Suddenly the door was opened, and on the threshold was an angry young man I recognized after a moment of blank incomprehension as Berrone’s brother. I dropped to my knees and hastily started picking up the pieces of the shattered amphora still on the floor.
“Berrone!” he shouted. “You’ve gotten Timos in trouble, and now he can’t dress me for dinner.”
“I’m sorry,” said Berrone. She was flustered and looked to me. If her brother noticed, we all were doomed, but he was too interested in his own problem.
“That doesn’t help me, does it? My long knife needs to be polished and honed and its sheath oiled.” He looked sly and pleased with himself. “We are to wear them to dinner.”

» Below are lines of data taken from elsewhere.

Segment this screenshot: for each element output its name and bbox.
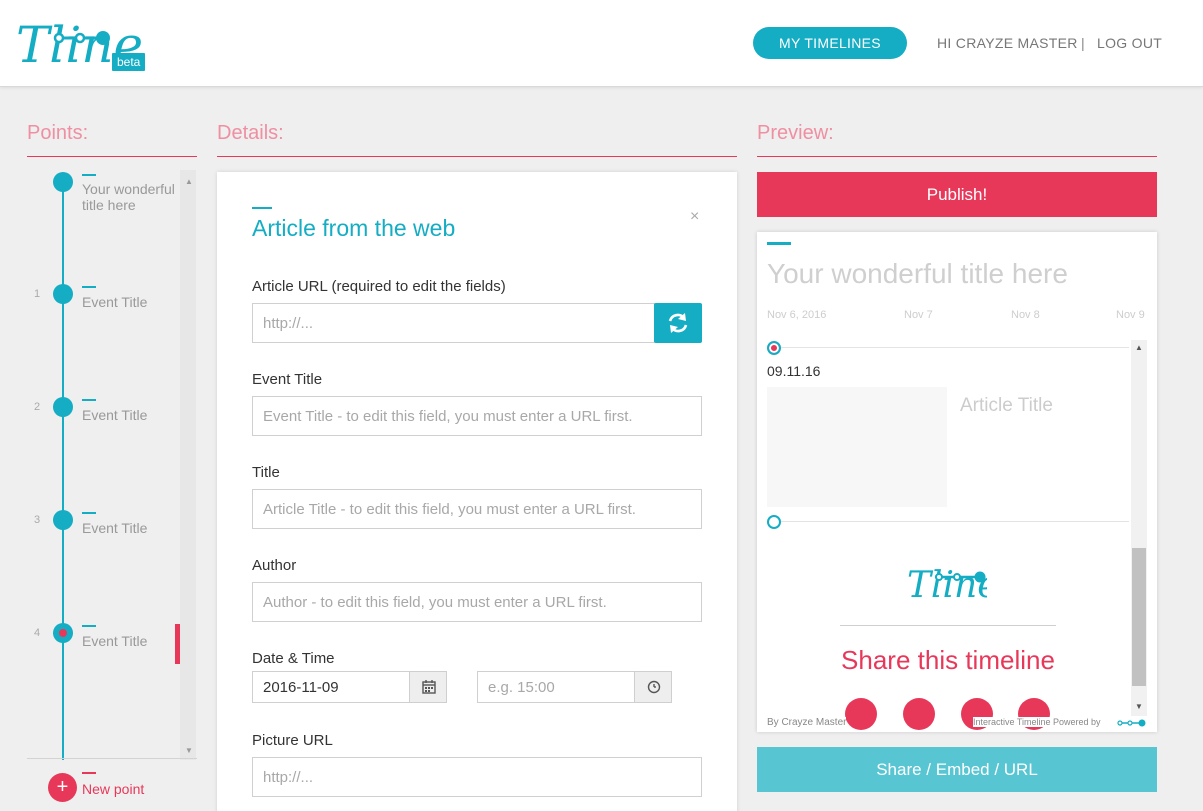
new-point-dash [82, 772, 96, 774]
time-input[interactable] [477, 671, 635, 703]
points-list: Your wonderful title here 1 Event Title … [27, 160, 197, 760]
point-circle-icon [53, 172, 73, 192]
powered-by-logo-icon[interactable] [1116, 718, 1146, 728]
points-heading-rule [27, 156, 197, 157]
logout-link[interactable]: LOG OUT [1097, 35, 1162, 51]
points-scrollbar[interactable] [180, 170, 196, 760]
date-input[interactable] [252, 671, 410, 703]
preview-author-credit: By Crayze Master [767, 717, 847, 728]
point-circle-icon [53, 284, 73, 304]
new-point-button[interactable]: + [48, 773, 77, 802]
title-label: Title [252, 464, 280, 481]
active-point-marker [175, 624, 180, 664]
details-heading-rule [217, 156, 737, 157]
picture-url-label: Picture URL [252, 732, 333, 749]
point-dash [82, 625, 96, 627]
point-label: Your wonderful title here [82, 181, 175, 213]
datetime-label: Date & Time [252, 650, 335, 667]
preview-event-line [767, 347, 1129, 348]
refresh-button[interactable] [654, 303, 702, 343]
point-number: 2 [34, 401, 41, 413]
point-circle-icon [53, 397, 73, 417]
facebook-icon[interactable] [845, 698, 877, 730]
point-dash [82, 399, 96, 401]
preview-event-dot-icon[interactable] [767, 341, 781, 355]
share-divider [840, 625, 1056, 626]
preview-heading: Preview: [757, 122, 834, 144]
scroll-up-icon[interactable]: ▲ [185, 177, 193, 186]
preview-title-accent [767, 242, 791, 245]
event-title-label: Event Title [252, 371, 323, 388]
point-number: 4 [34, 627, 41, 639]
preview-event-date: 09.11.16 [767, 363, 821, 379]
timeline-preview: Your wonderful title here Nov 6, 2016 No… [757, 232, 1157, 732]
points-heading: Points: [27, 122, 89, 144]
new-point-label[interactable]: New point [82, 781, 144, 797]
picture-url-input[interactable] [252, 757, 702, 797]
points-timeline-line [62, 182, 64, 760]
app-header: Tline beta MY TIMELINES HI CRAYZE MASTER… [0, 0, 1203, 87]
preview-heading-rule [757, 156, 1157, 157]
preview-article-title[interactable]: Article Title [960, 395, 1053, 417]
point-label: Event Title [82, 520, 148, 536]
preview-title: Your wonderful title here [767, 258, 1068, 289]
user-greeting[interactable]: HI CRAYZE MASTER [937, 35, 1078, 51]
point-dash [82, 286, 96, 288]
card-title-accent [252, 207, 272, 209]
preview-date-1: Nov 6, 2016 [767, 309, 827, 321]
share-title: Share this timeline [841, 645, 1055, 675]
calendar-icon [422, 680, 436, 694]
card-title: Article from the web [252, 215, 456, 241]
point-circle-active-icon [53, 623, 73, 643]
details-card: Article from the web × Article URL (requ… [217, 172, 737, 811]
scroll-down-icon[interactable]: ▼ [185, 746, 193, 755]
preview-scroll-thumb[interactable] [1132, 548, 1146, 686]
event-title-input[interactable] [252, 396, 702, 436]
details-heading: Details: [217, 122, 284, 144]
preview-end-dot-icon [767, 515, 781, 529]
point-label: Event Title [82, 633, 148, 649]
preview-end-line [767, 521, 1129, 522]
author-input[interactable] [252, 582, 702, 622]
points-bottom-rule [27, 758, 197, 759]
beta-badge: beta [112, 53, 146, 71]
small-logo-wordmark: Tline [907, 565, 987, 606]
preview-article-image [767, 387, 947, 507]
point-number: 3 [34, 514, 41, 526]
preview-date-4: Nov 9 [1116, 309, 1145, 321]
close-icon[interactable]: × [690, 208, 699, 226]
point-dash [82, 174, 96, 176]
my-timelines-button[interactable]: MY TIMELINES [753, 27, 907, 59]
tline-small-logo: Tline [907, 565, 987, 606]
publish-button[interactable]: Publish! [757, 172, 1157, 217]
title-input[interactable] [252, 489, 702, 529]
clock-icon [647, 680, 661, 694]
preview-scroll-down-icon[interactable]: ▼ [1135, 702, 1143, 711]
preview-powered-by[interactable]: Interactive Timeline Powered by [973, 717, 1101, 727]
calendar-button[interactable] [409, 671, 447, 703]
point-dash [82, 512, 96, 514]
article-url-input[interactable] [252, 303, 655, 343]
point-label: Event Title [82, 407, 148, 423]
share-embed-url-button[interactable]: Share / Embed / URL [757, 747, 1157, 792]
twitter-icon[interactable] [903, 698, 935, 730]
article-url-label: Article URL (required to edit the fields… [252, 278, 506, 295]
plus-icon: + [56, 776, 69, 798]
refresh-icon [668, 313, 688, 333]
point-number: 1 [34, 288, 41, 300]
point-label: Event Title [82, 294, 148, 310]
preview-date-3: Nov 8 [1011, 309, 1040, 321]
preview-date-2: Nov 7 [904, 309, 933, 321]
active-dot-icon [59, 629, 67, 637]
author-label: Author [252, 557, 297, 574]
preview-scroll-up-icon[interactable]: ▲ [1135, 343, 1143, 352]
clock-button[interactable] [634, 671, 672, 703]
header-separator: | [1081, 35, 1085, 51]
point-circle-icon [53, 510, 73, 530]
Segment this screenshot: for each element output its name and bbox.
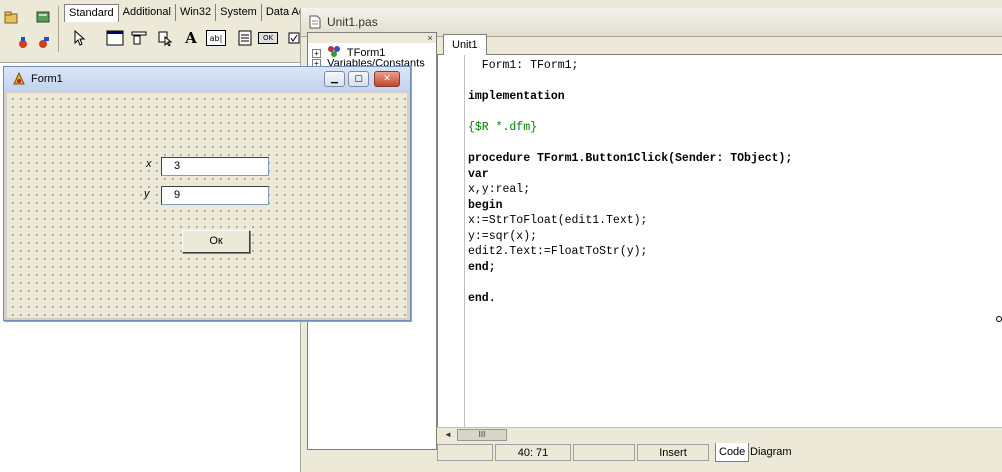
editor-status-bar: 40: 71 Insert Code Diagram (437, 443, 1002, 463)
code-line[interactable] (468, 136, 792, 152)
code-line[interactable]: {$R *.dfm} (468, 120, 792, 136)
tab-unit1[interactable]: Unit1 (443, 34, 487, 56)
ok-button[interactable]: Ок (182, 230, 250, 253)
main-menu-icon[interactable] (128, 27, 150, 49)
editor-tabs: Unit1 (437, 32, 1002, 56)
editor-title: Unit1.pas (327, 15, 378, 29)
minimize-button[interactable]: ▁ (324, 71, 345, 87)
code-line[interactable] (468, 275, 792, 291)
palette-tab-additional[interactable]: Additional (119, 4, 176, 21)
delphi-app-icon (12, 71, 26, 86)
code-line[interactable]: procedure TForm1.Button1Click(Sender: TO… (468, 151, 792, 167)
edit-component-icon[interactable]: ab| (206, 30, 226, 46)
code-line[interactable]: implementation (468, 89, 792, 105)
label-y: y (143, 188, 151, 200)
tree-item-label: TForm1 (346, 46, 386, 59)
tree-item-tform1[interactable]: + TForm1 (312, 45, 385, 59)
label-x: x (145, 158, 153, 170)
code-line[interactable]: var (468, 167, 792, 183)
code-editor[interactable]: Form1: TForm1; implementation {$R *.dfm} pr… (437, 55, 1002, 427)
component-palette-tabs: Standard Additional Win32 System Data Ac… (64, 4, 320, 22)
component-book-icon[interactable] (34, 8, 52, 26)
tab-code[interactable]: Code (715, 443, 750, 462)
horizontal-scrollbar[interactable]: ◄ III (437, 427, 1002, 443)
code-line[interactable]: end. (468, 291, 792, 307)
code-lines: Form1: TForm1; implementation {$R *.dfm} pr… (468, 58, 792, 306)
palette-tab-system[interactable]: System (216, 4, 262, 21)
run-icon[interactable] (14, 34, 32, 52)
form-title-bar[interactable]: Form1 ▁ ▢ ✕ (4, 67, 410, 92)
form1-window: Form1 ▁ ▢ ✕ x 3 y 9 Ок (3, 66, 411, 321)
expand-icon[interactable]: + (312, 48, 321, 58)
code-line[interactable]: x:=StrToFloat(edit1.Text); (468, 213, 792, 229)
edit2-field[interactable]: 9 (161, 186, 269, 205)
memo-component-icon[interactable] (234, 27, 256, 49)
explorer-header: × (308, 33, 436, 43)
button-component-icon[interactable]: OK (258, 32, 278, 44)
palette-tab-standard[interactable]: Standard (64, 4, 119, 22)
form-title: Form1 (31, 73, 63, 85)
status-cursor-position: 40: 71 (495, 444, 571, 461)
status-insert-mode: Insert (637, 444, 709, 461)
code-line[interactable]: y:=sqr(x); (468, 229, 792, 245)
pointer-arrow-icon[interactable] (68, 27, 90, 49)
maximize-button[interactable]: ▢ (348, 71, 369, 87)
code-line[interactable]: begin (468, 198, 792, 214)
scroll-thumb[interactable]: III (457, 429, 507, 441)
code-line[interactable]: x,y:real; (468, 182, 792, 198)
document-icon (309, 15, 321, 29)
code-line[interactable] (468, 105, 792, 121)
palette-tab-win32[interactable]: Win32 (176, 4, 217, 21)
pause-icon[interactable] (34, 34, 52, 52)
close-icon[interactable]: × (426, 34, 434, 43)
mouse-cursor-icon (996, 316, 1002, 322)
editor-gutter (438, 55, 465, 427)
edit1-field[interactable]: 3 (161, 157, 269, 176)
scroll-left-icon[interactable]: ◄ (443, 430, 453, 440)
popup-menu-icon[interactable] (154, 27, 176, 49)
code-line[interactable] (468, 74, 792, 90)
label-component-icon[interactable]: A (180, 27, 202, 49)
frame-component-icon[interactable] (104, 27, 126, 49)
open-project-icon[interactable] (2, 8, 20, 26)
form-client-area[interactable]: x 3 y 9 Ок (7, 93, 407, 318)
tab-diagram[interactable]: Diagram (747, 443, 795, 461)
status-modified (437, 444, 493, 461)
close-button[interactable]: ✕ (374, 71, 400, 87)
code-line[interactable]: edit2.Text:=FloatToStr(y); (468, 244, 792, 260)
status-empty (573, 444, 635, 461)
toolbar-separator (58, 6, 59, 52)
code-line[interactable]: end; (468, 260, 792, 276)
code-line[interactable]: Form1: TForm1; (468, 58, 792, 74)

I swallowed, my mouth dry. I had meant to be reunited with my father. I had meant to whisper in his ear and then slip away to the stables to meet him when he left. My father was the baron’s guest, and though I knew that Hanaktos was a traitor, it had not occurred to me that he could fail to honor the most basic law of hospitality. Still, if Berrone’s brothers had been told to wear their knives to dinner, I had to believe that my father might not leave the dining hall alive.
“I—I can hone and oil it for you, master,” I heard myself say.
“Can you? Have you done it before?”
“Yes, master.”
“Come along, then,” he said. He strode away without another word to his sister, and I rose to follow him.
CHAPTER EIGHT
I had expected the men to be in a private dining room on couches, my father alone with the baron and his murderous sons, but the household was eating at the long tables in the great room. My father was there, with the men who had accompanied him. Most of them I recognized; the rest I knew by their uniforms. They were scattered in ones and twos down the length of the tables, with the baron’s men on either side. None were at the head table, not even my father, an insult so stunning I was surprised he had tolerated it. He was flanked by two beefy guardsmen and looked smaller than I had ever seen him.